Los Angeles is real. I know; I’ve seen it. But it doesn’t seem real. It is bigger than real. The place of movie stars and the 4-car family. Hollywood, Beverly Hills, Mulholland Drive, Sunset Strip, Malibu, South Central, Disneyland, Charles Manson, Universal Studios, and the Beach Boys. Iconic names and images that shaped my life. That’s LA.
It is impossibly big. We went to LA a few weeks back. Our primary destination was Hollywood and the trip was roughly two hours: one hour to get to the outskirts of LA and one hour to drive through it. Hollywood is just north of downtown LA, so we got a quick glimpse of what passes for downtown as we neared Hollywood. Central LA is more recognizable as a city now than it was many years ago when I last visited. Then the only skyscrapers were on Wilshire Boulevard, west of downtown. Now the tall buildings have bled into the central city, but it still looks like a half-hearted attempt at being a metropolis.
Hollywood has changed, too, I suppose, but the changes are not so dramatic. The buildings are still minimalistic, both in stature and architecture. No one goes to Hollywood to see the structures, with the possible exception of Graumann’s Chinese Theater (now the TCL Chinese Theater – another Hollywood change) and the Capitol Records building.
Even the famous places are nondescript. The Roxy, perhaps the most famous rock club in America – the place where Neil Young, Bruce Springsteen and Guns ‘N Roses got their starts – is a plain black concrete building that looks like it could be a warehouse. Pink’s Hot Dogs, “a Hollywood Legend since 1939,” looks like a small McDonald’s, but with a longer line of customers.
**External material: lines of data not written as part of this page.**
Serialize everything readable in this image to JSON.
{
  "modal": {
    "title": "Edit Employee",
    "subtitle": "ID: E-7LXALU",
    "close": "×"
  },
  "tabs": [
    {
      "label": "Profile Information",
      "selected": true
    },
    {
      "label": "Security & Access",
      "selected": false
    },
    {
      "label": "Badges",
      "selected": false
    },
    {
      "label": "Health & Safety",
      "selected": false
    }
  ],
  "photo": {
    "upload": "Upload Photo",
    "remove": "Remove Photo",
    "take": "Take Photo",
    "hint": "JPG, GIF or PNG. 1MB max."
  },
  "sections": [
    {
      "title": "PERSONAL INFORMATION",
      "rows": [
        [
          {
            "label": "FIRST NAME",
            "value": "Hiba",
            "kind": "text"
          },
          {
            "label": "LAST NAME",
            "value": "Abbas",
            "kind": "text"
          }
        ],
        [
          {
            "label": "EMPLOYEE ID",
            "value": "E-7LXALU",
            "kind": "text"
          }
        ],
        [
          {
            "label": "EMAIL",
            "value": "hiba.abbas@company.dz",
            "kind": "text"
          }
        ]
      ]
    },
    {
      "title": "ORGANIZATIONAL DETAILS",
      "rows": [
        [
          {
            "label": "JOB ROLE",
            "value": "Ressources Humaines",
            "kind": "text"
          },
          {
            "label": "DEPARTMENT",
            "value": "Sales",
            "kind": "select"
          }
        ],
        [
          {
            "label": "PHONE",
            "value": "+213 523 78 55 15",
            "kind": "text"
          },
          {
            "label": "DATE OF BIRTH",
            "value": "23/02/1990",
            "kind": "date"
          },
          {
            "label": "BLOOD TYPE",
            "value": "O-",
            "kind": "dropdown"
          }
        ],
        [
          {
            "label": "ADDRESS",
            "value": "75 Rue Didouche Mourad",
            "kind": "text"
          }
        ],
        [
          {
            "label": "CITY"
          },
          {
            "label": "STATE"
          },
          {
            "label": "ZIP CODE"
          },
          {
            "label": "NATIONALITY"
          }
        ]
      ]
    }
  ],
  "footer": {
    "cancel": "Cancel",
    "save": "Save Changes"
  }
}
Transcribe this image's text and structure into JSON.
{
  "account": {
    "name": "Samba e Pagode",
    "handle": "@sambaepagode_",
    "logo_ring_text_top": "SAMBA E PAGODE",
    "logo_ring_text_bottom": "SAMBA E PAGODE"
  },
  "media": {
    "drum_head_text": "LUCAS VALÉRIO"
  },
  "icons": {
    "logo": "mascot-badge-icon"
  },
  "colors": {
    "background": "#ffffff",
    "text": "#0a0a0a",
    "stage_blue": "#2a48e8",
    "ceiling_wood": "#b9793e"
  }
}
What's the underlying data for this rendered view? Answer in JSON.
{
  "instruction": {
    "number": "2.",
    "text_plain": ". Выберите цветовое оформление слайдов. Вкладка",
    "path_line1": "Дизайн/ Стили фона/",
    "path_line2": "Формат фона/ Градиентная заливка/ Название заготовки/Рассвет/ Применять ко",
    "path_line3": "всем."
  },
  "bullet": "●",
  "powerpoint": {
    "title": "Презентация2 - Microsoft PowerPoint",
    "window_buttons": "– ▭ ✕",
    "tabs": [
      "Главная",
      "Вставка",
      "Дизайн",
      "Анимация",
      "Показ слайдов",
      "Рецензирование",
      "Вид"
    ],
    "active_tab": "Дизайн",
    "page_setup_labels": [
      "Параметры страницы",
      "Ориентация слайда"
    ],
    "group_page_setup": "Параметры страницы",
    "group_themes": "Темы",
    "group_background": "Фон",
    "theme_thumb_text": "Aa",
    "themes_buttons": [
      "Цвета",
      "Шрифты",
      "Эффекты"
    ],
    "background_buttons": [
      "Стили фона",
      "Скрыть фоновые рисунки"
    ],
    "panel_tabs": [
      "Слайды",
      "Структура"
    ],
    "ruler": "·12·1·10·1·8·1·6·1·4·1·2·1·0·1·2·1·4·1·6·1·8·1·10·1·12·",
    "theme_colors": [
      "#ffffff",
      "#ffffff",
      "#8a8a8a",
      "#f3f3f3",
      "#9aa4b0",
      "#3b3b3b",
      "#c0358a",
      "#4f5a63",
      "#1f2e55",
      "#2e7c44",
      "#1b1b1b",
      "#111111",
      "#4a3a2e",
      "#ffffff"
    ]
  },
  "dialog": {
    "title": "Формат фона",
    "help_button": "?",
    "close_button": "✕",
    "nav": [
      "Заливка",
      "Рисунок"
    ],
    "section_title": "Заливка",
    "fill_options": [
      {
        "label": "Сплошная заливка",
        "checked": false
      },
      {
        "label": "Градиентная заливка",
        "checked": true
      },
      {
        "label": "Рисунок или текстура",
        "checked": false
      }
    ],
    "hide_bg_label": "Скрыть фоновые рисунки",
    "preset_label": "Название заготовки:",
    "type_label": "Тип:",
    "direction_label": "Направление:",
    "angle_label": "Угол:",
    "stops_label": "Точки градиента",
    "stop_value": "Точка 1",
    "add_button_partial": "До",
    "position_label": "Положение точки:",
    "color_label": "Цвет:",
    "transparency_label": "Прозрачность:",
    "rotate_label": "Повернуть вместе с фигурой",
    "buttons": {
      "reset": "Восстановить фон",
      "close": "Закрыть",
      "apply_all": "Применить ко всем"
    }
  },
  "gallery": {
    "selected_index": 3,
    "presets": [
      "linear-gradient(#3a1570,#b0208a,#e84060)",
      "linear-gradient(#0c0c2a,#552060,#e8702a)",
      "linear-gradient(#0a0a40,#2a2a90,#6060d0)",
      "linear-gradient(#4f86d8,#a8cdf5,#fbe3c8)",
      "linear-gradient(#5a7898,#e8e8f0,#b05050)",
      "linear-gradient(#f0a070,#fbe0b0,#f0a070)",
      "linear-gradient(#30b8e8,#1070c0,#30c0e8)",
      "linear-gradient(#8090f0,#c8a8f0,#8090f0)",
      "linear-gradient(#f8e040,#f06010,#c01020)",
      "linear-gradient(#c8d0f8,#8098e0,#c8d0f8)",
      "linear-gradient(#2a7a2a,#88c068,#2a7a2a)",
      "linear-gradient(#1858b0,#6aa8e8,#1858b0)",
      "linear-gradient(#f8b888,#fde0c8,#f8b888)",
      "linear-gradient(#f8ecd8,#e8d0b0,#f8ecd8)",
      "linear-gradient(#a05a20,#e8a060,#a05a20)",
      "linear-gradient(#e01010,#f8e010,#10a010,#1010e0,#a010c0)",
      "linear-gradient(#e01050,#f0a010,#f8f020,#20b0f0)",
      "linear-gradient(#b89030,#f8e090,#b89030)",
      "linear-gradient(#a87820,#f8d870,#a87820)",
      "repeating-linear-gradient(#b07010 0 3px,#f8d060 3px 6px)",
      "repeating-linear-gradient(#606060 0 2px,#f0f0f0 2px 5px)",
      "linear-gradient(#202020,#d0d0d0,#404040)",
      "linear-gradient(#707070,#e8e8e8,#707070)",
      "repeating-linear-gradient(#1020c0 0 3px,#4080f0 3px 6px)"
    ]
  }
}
What Hollywood does have, in spades, in panache. It has style. It’s got game. Hollywood Boulevard is both tacky and underwhelming, but it is still a great place to sit and watch people go by. You can still see Superfly and all kinds of actress wannabees. Well-groomed people walking well-groomed dogs. Wall-to-wall Mercedeses and BMWs. And a few Maseratis zig-zagging between the multitude of minibuses carrying tourists to see the homes of the stars.
We did that on our second day there. Jett, me and the two dogs. Yes, our pups have now seen not only the Atlantic and the Pacific, but also where Michael Jackson died. They will be the envy of the dog park.
I will save you the suspense and tell you straight up that we didn’t see any movie stars. The closest we came was watching a car turn into Tom Cruise’s driveway. But it wasn’t Tom, or even Katie wielding an ax. Probably just some Scientology wonk coming to collect the tithe.
The first day was largely devoted to the Walk of Fame and driving down Sunset Boulevard and Rodeo Drive. We got to Venice Beach, but the usual heavy spring fog was blanketing the coast, so the rollerbladers in hot pants were absent. The Santa Monica pier was visible, but barely. The multi-million-dollar homes along Malibu Beach looked pretty dreary. But when we turned inland again, to go to our dog-friendly Motel 6 in Canoga Park, the sun broke through once we got a mile from the coast.
The night at the Motel 6 was (thankfully) uneventful, despite being in a Hispanic part of town with some “interesting” characters on the streets nearby. Fortunately I was protected by two fierce dogs when I took them for their walks.
The second day was mostly the tour of the move stars’ homes, with dinner at Juicy Burger. Yes, the dogs split a burger.
The tour passed the homes of many famous people – too many to remember. Mostly what is left is a lot of pictures of fortified gates with the promise of someone notable on the other side.
Our tour guide was informative and seemed pretty invested in finding someone for us to ogle at. But whether it was because he failed at that or because everyone was annoyed at Cha-Cha’s hair flying everywhere, he got stiffed on tips: we were the only ones in the bus who tipped him. But we gave him $20.
Who knows… maybe someday he will be a star and will remember us. Anything is possible in Hollywood.